After the restructuring, the statement said, the government will issue licenses for advanced, "third-generation," wireless services that enable high-speed functions such as video downloads. China is one of the last major telecom markets to adopt such "3G" technology, and global telecom-equipment providers such as Telefon AB L.M. Ericsson, Alcatel-Lucent SA, and Huawei Technologies Co. have been waiting for years for it to begin building 3G networks.

"This restructuring is key to a 3G rollout, and there will be a lot of opportunities for domestic and foreign equipment providers," said Ian McGuinn, managing director in Shanghai for JL McGregor & Co., a China-focused consulting company.

The government's announcement highlights how dominant the state remains in one of China's biggest industries. The four biggest existing carriers have units that list shares in Hong Kong and New York: China Unicom Ltd., China Telecom Corp., and China Netcom Group Corp. (Hong Kong) Ltd., in addition to China Mobile.

The new industry structure has been determined entirely by government, which owns all of their parent companies, without say from outside shareholders. Although the statement said the government only "encouraged" companies to follow the plan, it is clear that companies have already begun to implement it.

A day before the announcement, the state-controlled Xinhua news agency reported the first major merger, saying China Mobile Communications Corp., parent of China Mobile, will take over China Tietong Telecommunications Corp., the smallest of three fixed-line operators. The report, which cited China Mobile officials, didn't disclose financial terms. China Mobile declined to comment. A Tietong official confirmed the merger plan but wouldn't elaborate.

While the initial phase of the restructuring will involve only the parent companies, the resulting mergers are certain to affect the listed companies, as well, and likely to create lucrative business for global investment banks.

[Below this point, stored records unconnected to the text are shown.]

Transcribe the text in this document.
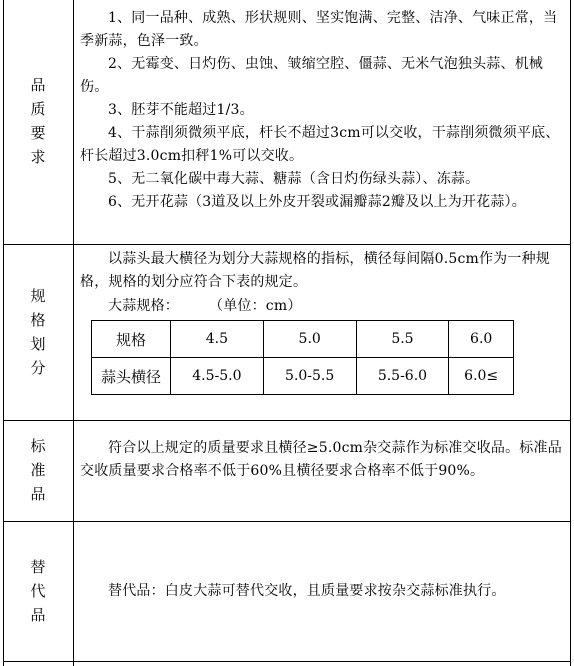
品
质
要
求

1、同一品种、成熟、形状规则、坚实饱满、完整、洁净、气味正常，当季新蒜，色泽一致。

2、无霉变、日灼伤、虫蚀、皱缩空腔、僵蒜、无米气泡独头蒜、机械伤。

3、胚芽不能超过1/3。

4、干蒜削须微须平底，杆长不超过3cm可以交收，干蒜削须微须平底、杆长超过3.0cm扣秤1%可以交收。

5、无二氧化碳中毒大蒜、糖蒜（含日灼伤绿头蒜）、冻蒜。

6、无开花蒜（3道及以上外皮开裂或漏瓣蒜2瓣及以上为开花蒜）。

规
格
划
分

以蒜头最大横径为划分大蒜规格的指标，横径每间隔0.5cm作为一种规格，规格的划分应符合下表的规定。

大蒜规格： （单位：cm）
规格	4.5	5.0	5.5	6.0
蒜头横径	4.5-5.0	5.0-5.5	5.5-6.0	6.0≤
标
准
品

符合以上规定的质量要求且横径≥5.0cm杂交蒜作为标准交收品。标准品交收质量要求合格率不低于60%且横径要求合格率不低于90%。

替
代
品

替代品：白皮大蒜可替代交收，且质量要求按杂交蒜标准执行。
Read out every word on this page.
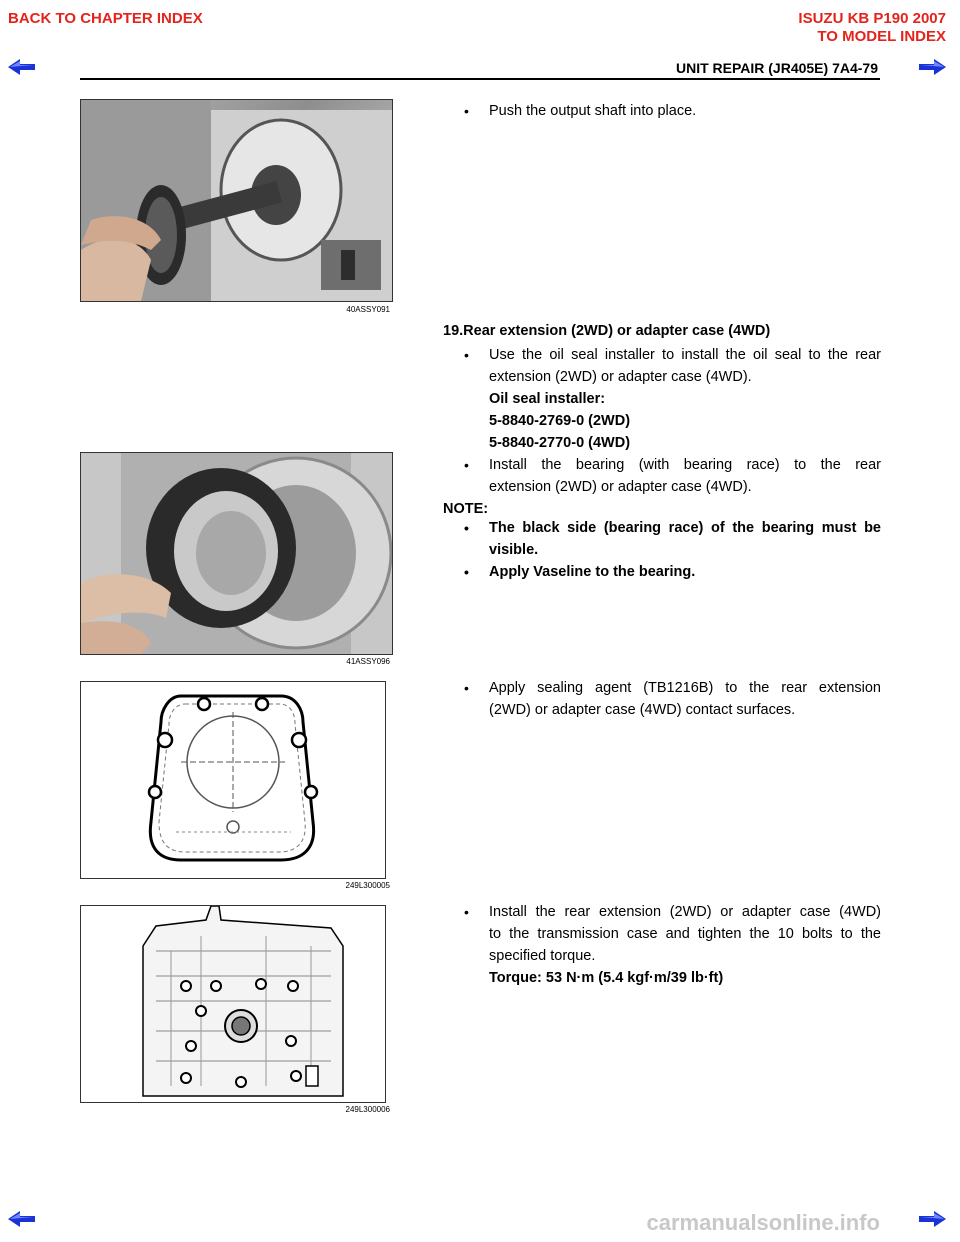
BACK TO CHAPTER INDEX	ISUZU KB P190 2007
TO MODEL INDEX
UNIT REPAIR (JR405E) 7A4-79
40ASSY091
• Push the output shaft into place.
19.Rear extension (2WD) or adapter case (4WD)
• Use the oil seal installer to install the oil seal to the rear
extension (2WD) or adapter case (4WD).
Oil seal installer:
5-8840-2769-0 (2WD)
5-8840-2770-0 (4WD)
41ASSY096
• Install the bearing (with bearing race) to the rear
extension (2WD) or adapter case (4WD).
NOTE:
• The black side (bearing race) of the bearing must be
visible.
• Apply Vaseline to the bearing.
249L300005
• Apply sealing agent (TB1216B) to the rear extension
(2WD) or adapter case (4WD) contact surfaces.
249L300006
• Install the rear extension (2WD) or adapter case (4WD)
to the transmission case and tighten the 10 bolts to the
specified torque.
Torque: 53 N·m (5.4 kgf·m/39 lb·ft)
carmanualsonline.info
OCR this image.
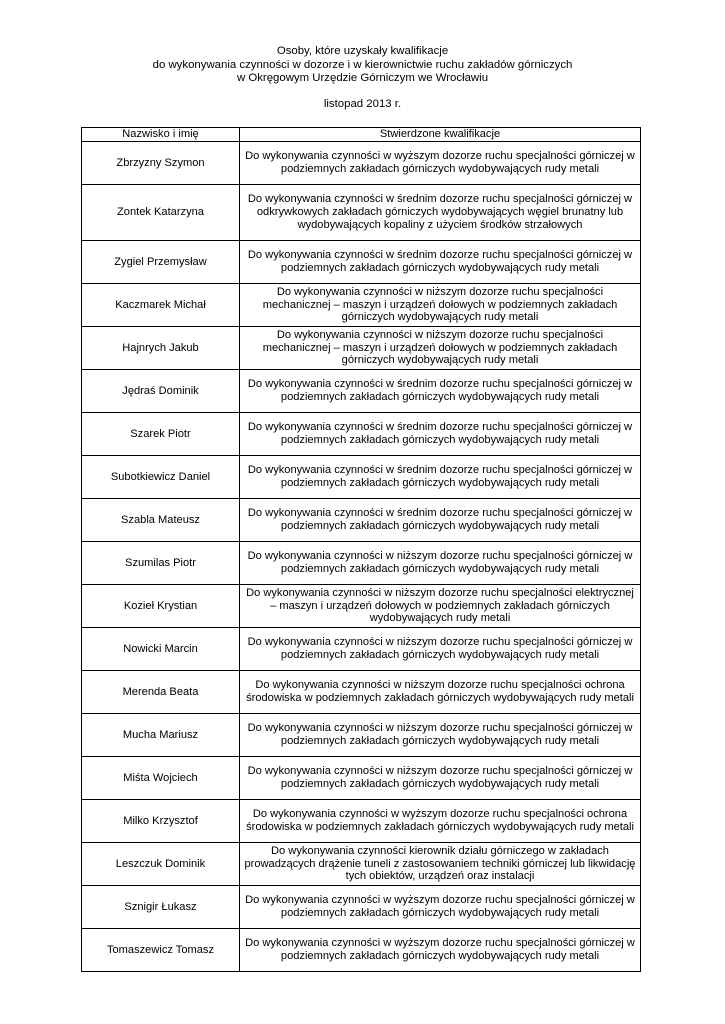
Osoby, które uzyskały kwalifikacje
do wykonywania czynności w dozorze i w kierownictwie ruchu zakładów górniczych
w Okręgowym Urzędzie Górniczym we Wrocławiu
listopad 2013 r.
Nazwisko i imię	Stwierdzone kwalifikacje
Zbrzyzny Szymon	Do wykonywania czynności w wyższym dozorze ruchu specjalności górniczej w podziemnych zakładach górniczych wydobywających rudy metali
Zontek Katarzyna	Do wykonywania czynności w średnim dozorze ruchu specjalności górniczej w odkrywkowych zakładach górniczych wydobywających węgiel brunatny lub wydobywających kopaliny z użyciem środków strzałowych
Zygiel Przemysław	Do wykonywania czynności w średnim dozorze ruchu specjalności górniczej w podziemnych zakładach górniczych wydobywających rudy metali
Kaczmarek Michał	Do wykonywania czynności w niższym dozorze ruchu specjalności mechanicznej – maszyn i urządzeń dołowych w podziemnych zakładach górniczych wydobywających rudy metali
Hajnrych Jakub	Do wykonywania czynności w niższym dozorze ruchu specjalności mechanicznej – maszyn i urządzeń dołowych w podziemnych zakładach górniczych wydobywających rudy metali
Jędraś Dominik	Do wykonywania czynności w średnim dozorze ruchu specjalności górniczej w podziemnych zakładach górniczych wydobywających rudy metali
Szarek Piotr	Do wykonywania czynności w średnim dozorze ruchu specjalności górniczej w podziemnych zakładach górniczych wydobywających rudy metali
Subotkiewicz Daniel	Do wykonywania czynności w średnim dozorze ruchu specjalności górniczej w podziemnych zakładach górniczych wydobywających rudy metali
Szabla Mateusz	Do wykonywania czynności w średnim dozorze ruchu specjalności górniczej w podziemnych zakładach górniczych wydobywających rudy metali
Szumilas Piotr	Do wykonywania czynności w niższym dozorze ruchu specjalności górniczej w podziemnych zakładach górniczych wydobywających rudy metali
Kozieł Krystian	Do wykonywania czynności w niższym dozorze ruchu specjalności elektrycznej – maszyn i urządzeń dołowych w podziemnych zakładach górniczych wydobywających rudy metali
Nowicki Marcin	Do wykonywania czynności w niższym dozorze ruchu specjalności górniczej w podziemnych zakładach górniczych wydobywających rudy metali
Merenda Beata	Do wykonywania czynności w niższym dozorze ruchu specjalności ochrona środowiska w podziemnych zakładach górniczych wydobywających rudy metali
Mucha Mariusz	Do wykonywania czynności w niższym dozorze ruchu specjalności górniczej w podziemnych zakładach górniczych wydobywających rudy metali
Miśta Wojciech	Do wykonywania czynności w niższym dozorze ruchu specjalności górniczej w podziemnych zakładach górniczych wydobywających rudy metali
Milko Krzysztof	Do wykonywania czynności w wyższym dozorze ruchu specjalności ochrona środowiska w podziemnych zakładach górniczych wydobywających rudy metali
Leszczuk Dominik	Do wykonywania czynności kierownik działu górniczego w zakładach prowadzących drążenie tuneli z zastosowaniem techniki górniczej lub likwidację tych obiektów, urządzeń oraz instalacji
Sznigir Łukasz	Do wykonywania czynności w wyższym dozorze ruchu specjalności górniczej w podziemnych zakładach górniczych wydobywających rudy metali
Tomaszewicz Tomasz	Do wykonywania czynności w wyższym dozorze ruchu specjalności górniczej w podziemnych zakładach górniczych wydobywających rudy metali
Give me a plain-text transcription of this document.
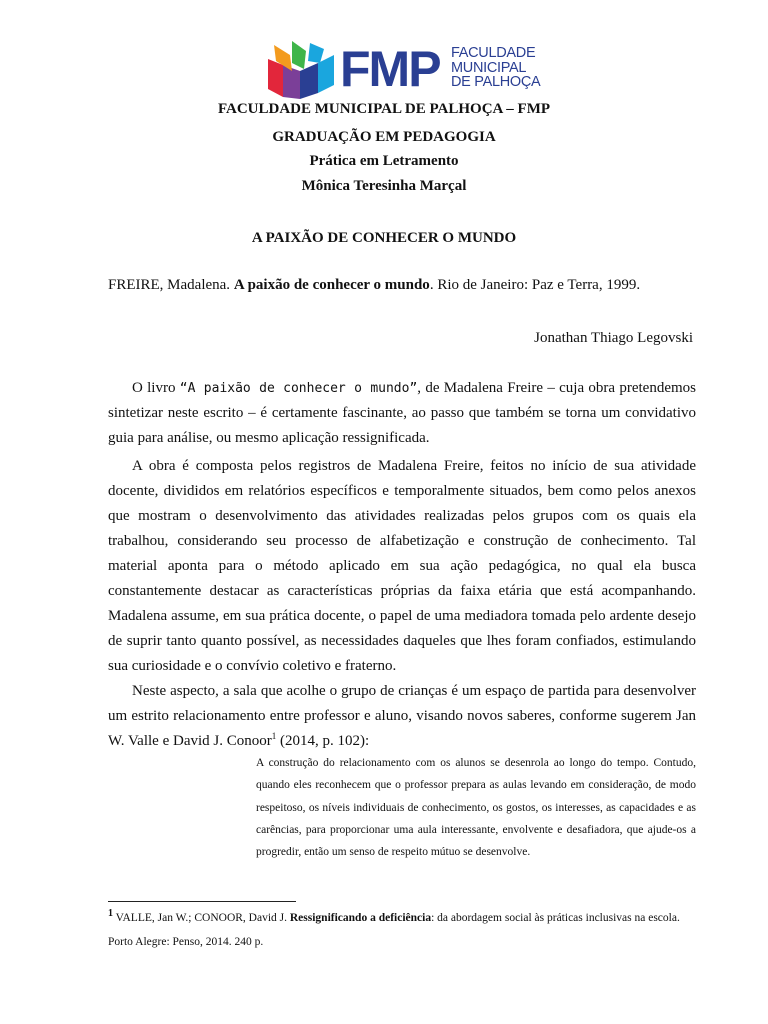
FMP FACULDADE
MUNICIPAL
DE PALHOÇA
FACULDADE MUNICIPAL DE PALHOÇA – FMP
GRADUAÇÃO EM PEDAGOGIA
Prática em Letramento
Mônica Teresinha Marçal
A PAIXÃO DE CONHECER O MUNDO
FREIRE, Madalena. A paixão de conhecer o mundo. Rio de Janeiro: Paz e Terra, 1999.
Jonathan Thiago Legovski

O livro “A paixão de conhecer o mundo”, de Madalena Freire – cuja obra pretendemos sintetizar neste escrito – é certamente fascinante, ao passo que também se torna um convidativo guia para análise, ou mesmo aplicação ressignificada.

A obra é composta pelos registros de Madalena Freire, feitos no início de sua atividade docente, divididos em relatórios específicos e temporalmente situados, bem como pelos anexos que mostram o desenvolvimento das atividades realizadas pelos grupos com os quais ela trabalhou, considerando seu processo de alfabetização e construção de conhecimento. Tal material aponta para o método aplicado em sua ação pedagógica, no qual ela busca constantemente destacar as características próprias da faixa etária que está acompanhando. Madalena assume, em sua prática docente, o papel de uma mediadora tomada pelo ardente desejo de suprir tanto quanto possível, as necessidades daqueles que lhes foram confiados, estimulando sua curiosidade e o convívio coletivo e fraterno.

Neste aspecto, a sala que acolhe o grupo de crianças é um espaço de partida para desenvolver um estrito relacionamento entre professor e aluno, visando novos saberes, conforme sugerem Jan W. Valle e David J. Conoor$^1$ (2014, p. 102):

A construção do relacionamento com os alunos se desenrola ao longo do tempo. Contudo, quando eles reconhecem que o professor prepara as aulas levando em consideração, de modo respeitoso, os níveis individuais de conhecimento, os gostos, os interesses, as capacidades e as carências, para proporcionar uma aula interessante, envolvente e desafiadora, que ajude-os a progredir, então um senso de respeito mútuo se desenvolve.
$^1$ VALLE, Jan W.; CONOOR, David J. Ressignificando a deficiência: da abordagem social às práticas inclusivas na escola. Porto Alegre: Penso, 2014. 240 p.
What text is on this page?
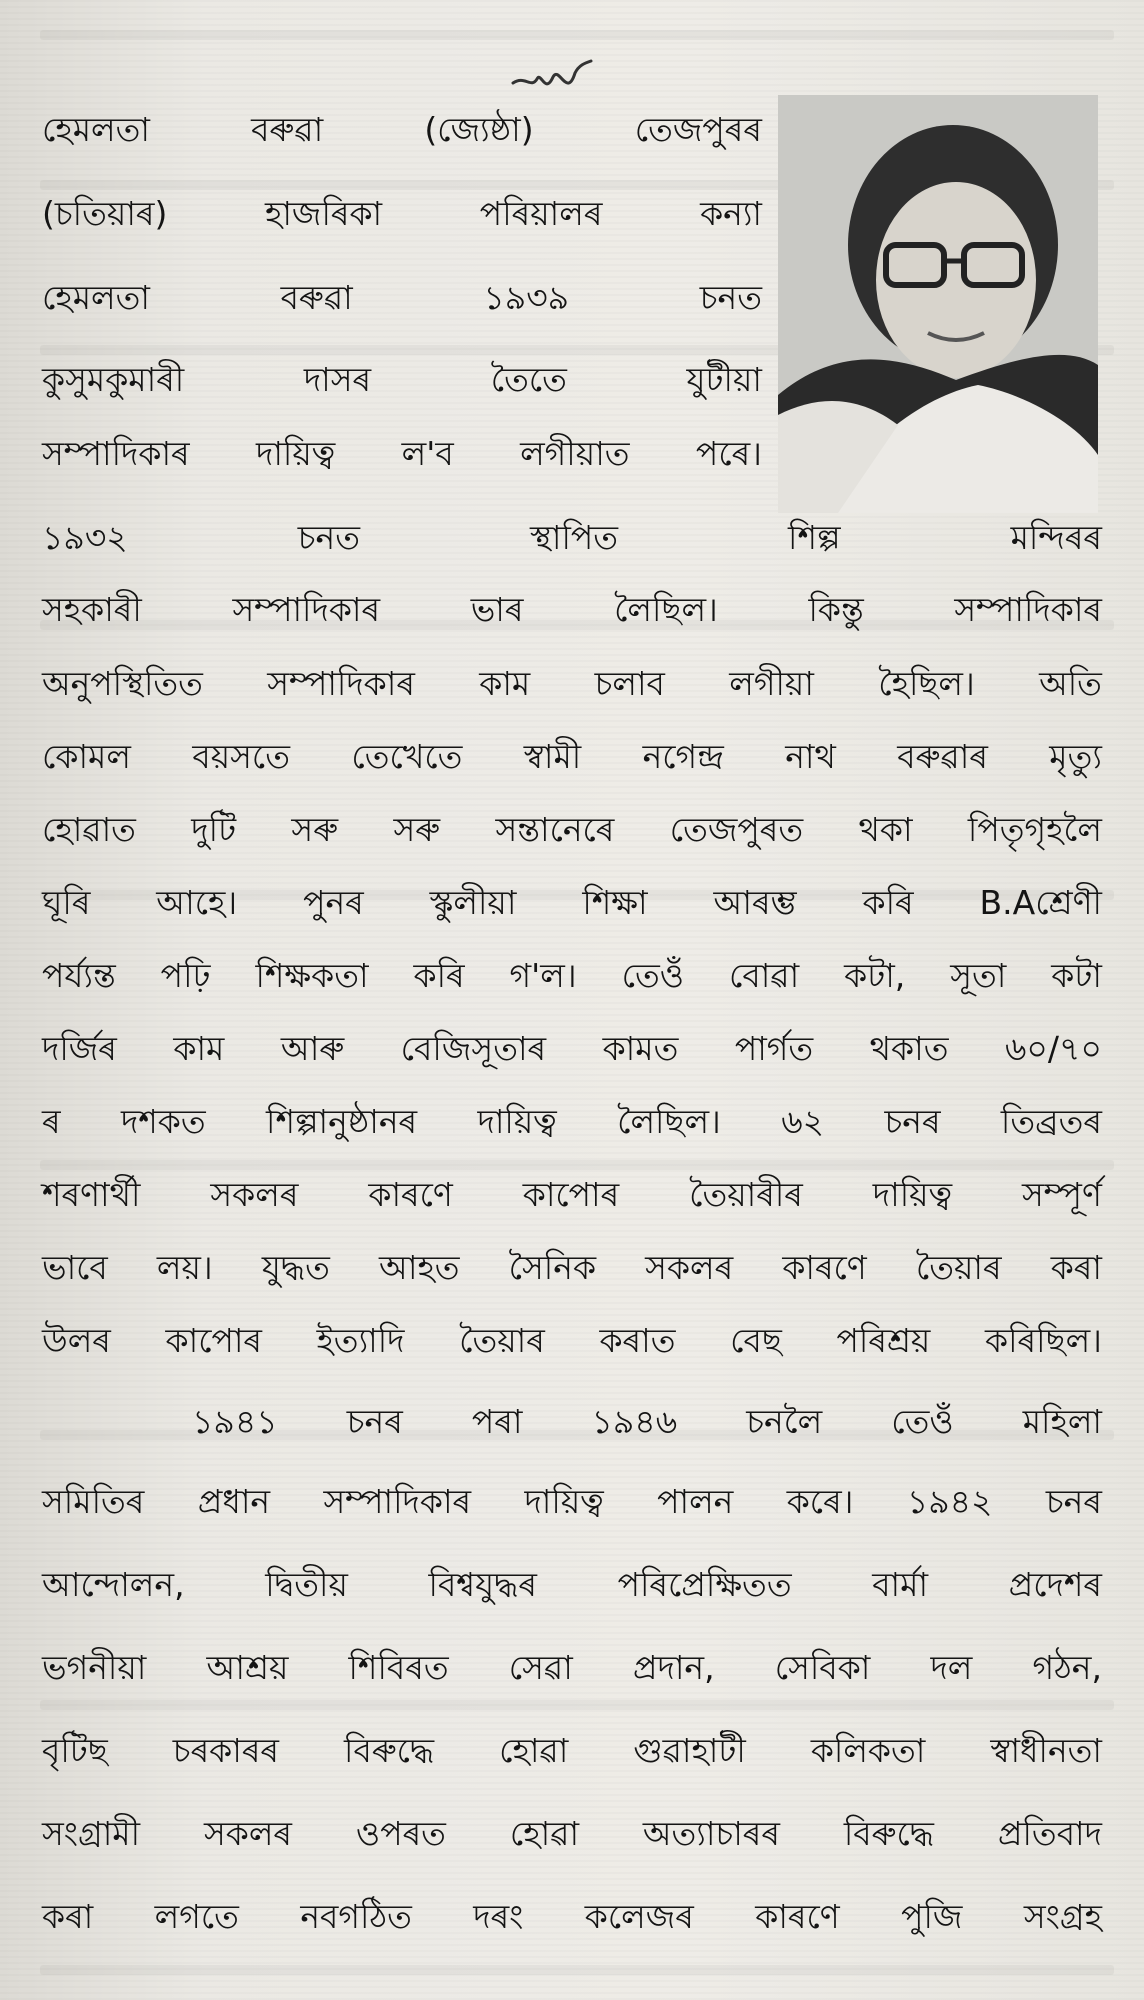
হেমলতা	বৰুৱা	(জ্যেষ্ঠা)	তেজপুৰৰ
(চতিয়াৰ)	হাজৰিকা	পৰিয়ালৰ	কন্যা
হেমলতা	বৰুৱা	১৯৩৯	চনত
কুসুমকুমাৰী	দাসৰ	তৈতে	যুটীয়া
সম্পাদিকাৰ দায়িত্ব ল'ব লগীয়াত পৰে।
১৯৩২	চনত	স্থাপিত	শিল্প	মন্দিৰৰ
সহকাৰী	সম্পাদিকাৰ	ভাৰ	লৈছিল।	কিন্তু	সম্পাদিকাৰ
অনুপস্থিতিত সম্পাদিকাৰ কাম চলাব লগীয়া হৈছিল। অতি
কোমল বয়সতে তেখেতে স্বামী নগেন্দ্ৰ নাথ বৰুৱাৰ মৃত্যু
হোৱাত দুটি সৰু সৰু সন্তানেৰে তেজপুৰত থকা পিতৃগৃহলৈ
ঘূৰি আহে। পুনৰ স্কুলীয়া শিক্ষা আৰম্ভ কৰি B.Aশ্ৰেণী
পৰ্য্যন্ত পঢ়ি শিক্ষকতা কৰি গ'ল। তেওঁ বোৱা কটা, সূতা কটা
দৰ্জিৰ কাম আৰু বেজিসূতাৰ কামত পাৰ্গত থকাত ৬০/৭০
ৰ দশকত শিল্পানুষ্ঠানৰ দায়িত্ব লৈছিল। ৬২ চনৰ তিব্ৰতৰ
শৰণাৰ্থী সকলৰ কাৰণে কাপোৰ তৈয়াৰীৰ দায়িত্ব সম্পূৰ্ণ
ভাবে লয়। যুদ্ধত আহত সৈনিক সকলৰ কাৰণে তৈয়াৰ কৰা
উলৰ কাপোৰ ইত্যাদি তৈয়াৰ কৰাত বেছ পৰিশ্ৰয় কৰিছিল।
১৯৪১ চনৰ পৰা ১৯৪৬ চনলৈ তেওঁ মহিলা
সমিতিৰ প্ৰধান সম্পাদিকাৰ দায়িত্ব পালন কৰে। ১৯৪২ চনৰ
আন্দোলন, দ্বিতীয় বিশ্বযুদ্ধৰ পৰিপ্ৰেক্ষিতত বাৰ্মা প্ৰদেশৰ
ভগনীয়া আশ্ৰয় শিবিৰত সেৱা প্ৰদান, সেবিকা দল গঠন,
বৃটিছ চৰকাৰৰ বিৰুদ্ধে হোৱা গুৱাহাটী কলিকতা স্বাধীনতা
সংগ্ৰামী সকলৰ ওপৰত হোৱা অত্যাচাৰৰ বিৰুদ্ধে প্ৰতিবাদ
কৰা লগতে নবগঠিত দৰং কলেজৰ কাৰণে পুজি সংগ্ৰহ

Under the plan, fixed-line carrier China Telecommunications Corp., parent of China Telecom, will acquire one of two wireless networks owned by China United Telecommunications Corp., parent of Unicom. The remaining operations of China United will then merge with fixed-line carrier China Network Communications Group Corp., Netcom's parent. The sixth national carrier, China Satellite Communications Corp. will be folded into China Telecommunications.

Shares in the listed companies have been roiled in recent months by speculation over the timing and nature of the planned restructuring.

After the Xinhua report Friday, China Mobile shares fell 5.8% on the New York Stock Exchange, following a 3.8% decline in Hong Kong earlier in the day. China Mobile's Hong Kong shares then plunged a further 8.2% Monday, ending the session at 114.90 Hong Kong dollars ($14.73), as analysts warned about the growing competitive challenge it is likely to face.

Shares of the other three listed companies all surged Friday in New York and in Hong Kong before trading in them was suspended in Hong Kong midway through the session after Xinhua's report.

In statements Sunday, the three companies acknowledged the government's announcement the day before and said they were engaged in related merger negotiations, which they promised would "follow international practice." The three companies said trading in their Hong Kong shares will remain suspended while negotiations take place.

Numerous questions remain about how the industry changes will play out -- not least about how various 3G technologies will be deployed. Industry executives and analysts expect each of the three new carriers to use a different type of 3G technology, including two international standards and one that is homegrown in China.

China's government has been especially eager to promote the domestic 3G standard, called TD-SCDMA, as part of a broader push for "indigenous innovation" that officials hope will help wean the country from expensive foreign technologies.